The University of New England says classes for its 3,750 or so students will go ahead on campus this fall.
Faculty, staff and health experts believe the school will be able to hold in-person classes as soon as this summer if proper safety precautions are taken at UNE’s campuses in Biddeford and Portland, according to the school’s president, Dr. James Herbert.
“We immediately started planning for reopening as soon as we had to start closing our campus down,” said Herbert, adding, “it’ll take some getting used to for everyone.”
With buildings almost completely devoid of people, the school is already installing plexiglass shields at service counters and is training staff to use special sanitizing machines that spray an electrolyte-mineral mixture on surfaces.
The technique would be used to clean places like classrooms in minutes so the students coming in have less of a chance of contracting the deadly new coronavirus from someone sitting ahead of them.
UNE will also mandate wearing masks, apply social distancing throughout its facilities and plans to develop its own testing and contact tracing units on campus.
It will even set aside a dorm to isolate those who are COVID-19-positive or are suspected of being so. If a student has to be moved there, UNE will move them onto an online learning platform to continue classwork with what it hopes will be minimal interruption.

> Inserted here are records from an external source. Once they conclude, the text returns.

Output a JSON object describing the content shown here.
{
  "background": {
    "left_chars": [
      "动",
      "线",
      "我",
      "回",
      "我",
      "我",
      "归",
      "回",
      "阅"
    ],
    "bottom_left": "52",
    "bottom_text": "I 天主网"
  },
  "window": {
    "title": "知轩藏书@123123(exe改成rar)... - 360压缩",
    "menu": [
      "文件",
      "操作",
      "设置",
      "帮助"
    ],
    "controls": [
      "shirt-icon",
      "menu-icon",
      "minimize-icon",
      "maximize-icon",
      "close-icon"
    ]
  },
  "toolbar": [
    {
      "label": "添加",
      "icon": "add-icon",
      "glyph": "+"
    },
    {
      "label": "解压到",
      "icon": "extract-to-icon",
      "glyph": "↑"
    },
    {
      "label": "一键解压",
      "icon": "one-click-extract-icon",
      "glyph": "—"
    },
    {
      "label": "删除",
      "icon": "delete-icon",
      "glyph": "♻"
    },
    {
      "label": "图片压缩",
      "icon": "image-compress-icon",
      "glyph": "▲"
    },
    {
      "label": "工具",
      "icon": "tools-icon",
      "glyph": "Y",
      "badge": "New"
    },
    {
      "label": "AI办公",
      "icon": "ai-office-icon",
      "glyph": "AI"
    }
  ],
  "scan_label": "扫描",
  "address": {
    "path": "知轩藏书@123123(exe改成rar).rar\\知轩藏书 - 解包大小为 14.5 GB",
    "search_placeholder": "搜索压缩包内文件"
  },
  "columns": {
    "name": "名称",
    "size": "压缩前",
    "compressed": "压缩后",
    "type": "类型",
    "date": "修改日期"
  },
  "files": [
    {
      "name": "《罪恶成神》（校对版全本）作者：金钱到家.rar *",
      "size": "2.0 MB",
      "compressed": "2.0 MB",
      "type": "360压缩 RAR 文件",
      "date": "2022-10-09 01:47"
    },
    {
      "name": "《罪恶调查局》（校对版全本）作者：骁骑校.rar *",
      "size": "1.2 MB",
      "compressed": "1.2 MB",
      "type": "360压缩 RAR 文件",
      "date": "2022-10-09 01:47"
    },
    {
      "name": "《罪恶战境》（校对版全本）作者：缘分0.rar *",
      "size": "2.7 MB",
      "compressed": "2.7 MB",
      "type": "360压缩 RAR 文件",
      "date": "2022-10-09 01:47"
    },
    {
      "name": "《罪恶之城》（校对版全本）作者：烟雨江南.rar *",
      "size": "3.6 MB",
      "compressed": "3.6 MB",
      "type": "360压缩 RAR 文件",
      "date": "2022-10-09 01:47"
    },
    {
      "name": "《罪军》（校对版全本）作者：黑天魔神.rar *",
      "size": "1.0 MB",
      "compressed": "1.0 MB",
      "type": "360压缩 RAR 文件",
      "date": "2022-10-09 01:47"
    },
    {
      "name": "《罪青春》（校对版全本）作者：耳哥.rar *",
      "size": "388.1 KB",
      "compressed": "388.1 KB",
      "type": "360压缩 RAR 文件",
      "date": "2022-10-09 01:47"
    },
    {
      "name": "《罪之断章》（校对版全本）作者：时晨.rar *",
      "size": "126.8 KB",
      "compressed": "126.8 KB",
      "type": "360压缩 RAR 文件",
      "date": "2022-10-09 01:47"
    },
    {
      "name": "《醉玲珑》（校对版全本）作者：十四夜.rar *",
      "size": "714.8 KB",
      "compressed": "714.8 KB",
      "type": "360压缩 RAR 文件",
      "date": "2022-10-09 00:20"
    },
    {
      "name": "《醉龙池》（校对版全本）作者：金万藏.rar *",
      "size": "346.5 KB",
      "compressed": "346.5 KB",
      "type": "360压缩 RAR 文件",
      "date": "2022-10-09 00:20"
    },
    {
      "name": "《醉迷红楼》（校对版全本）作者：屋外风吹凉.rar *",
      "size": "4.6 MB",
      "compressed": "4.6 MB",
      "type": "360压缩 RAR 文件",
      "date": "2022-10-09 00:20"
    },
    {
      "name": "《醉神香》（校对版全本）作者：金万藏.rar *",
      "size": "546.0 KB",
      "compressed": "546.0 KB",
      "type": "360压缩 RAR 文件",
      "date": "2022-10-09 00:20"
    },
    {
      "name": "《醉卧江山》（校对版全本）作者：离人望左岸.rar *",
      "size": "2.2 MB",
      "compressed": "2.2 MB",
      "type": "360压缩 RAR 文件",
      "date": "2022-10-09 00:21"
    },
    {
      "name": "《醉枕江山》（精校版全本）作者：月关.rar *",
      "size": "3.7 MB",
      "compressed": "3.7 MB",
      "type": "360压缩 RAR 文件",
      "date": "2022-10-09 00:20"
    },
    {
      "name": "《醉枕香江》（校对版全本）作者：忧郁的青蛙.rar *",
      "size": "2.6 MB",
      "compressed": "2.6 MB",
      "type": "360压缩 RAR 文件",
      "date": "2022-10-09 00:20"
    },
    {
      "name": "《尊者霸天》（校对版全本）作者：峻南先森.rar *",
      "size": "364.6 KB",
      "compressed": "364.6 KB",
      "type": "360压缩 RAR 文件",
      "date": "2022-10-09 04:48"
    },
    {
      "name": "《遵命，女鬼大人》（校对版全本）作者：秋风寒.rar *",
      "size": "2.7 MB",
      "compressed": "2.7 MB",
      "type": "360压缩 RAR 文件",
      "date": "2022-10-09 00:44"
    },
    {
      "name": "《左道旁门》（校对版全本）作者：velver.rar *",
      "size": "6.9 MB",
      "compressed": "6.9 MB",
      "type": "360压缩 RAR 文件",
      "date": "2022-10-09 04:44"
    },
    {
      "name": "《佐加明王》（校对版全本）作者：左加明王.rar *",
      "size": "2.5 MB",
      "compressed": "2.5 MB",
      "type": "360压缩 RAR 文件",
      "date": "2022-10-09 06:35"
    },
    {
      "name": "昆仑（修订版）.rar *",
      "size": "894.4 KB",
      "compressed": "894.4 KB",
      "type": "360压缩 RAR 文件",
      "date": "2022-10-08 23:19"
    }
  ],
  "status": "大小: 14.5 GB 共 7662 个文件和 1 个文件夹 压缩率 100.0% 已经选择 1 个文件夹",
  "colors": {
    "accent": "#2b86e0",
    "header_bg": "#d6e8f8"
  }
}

“A student can transition seamlessly to that remote learning,” Herbert said.
UNE administration says faculty and students believe in-person learning on campus is best and many in its community believe Maine’s relatively low COVID-19 case count -- 1,741 cases and 73 deaths as of Tuesday -- will work in its favor, along with the school’s experience in science and medicine as well as its lack of a dense, compact campus.
Still, the concern about an outbreak is real and school leaders expect that to be the case for the foreseeable future, which is why the plan could very well change at any point to adapt to the pandemic.
“If we can anticipate all the possibilities and plan for each one, that helps alleviate those worries,” Herbert said.
“It would be disingenuous of me to say that I don’t worry.”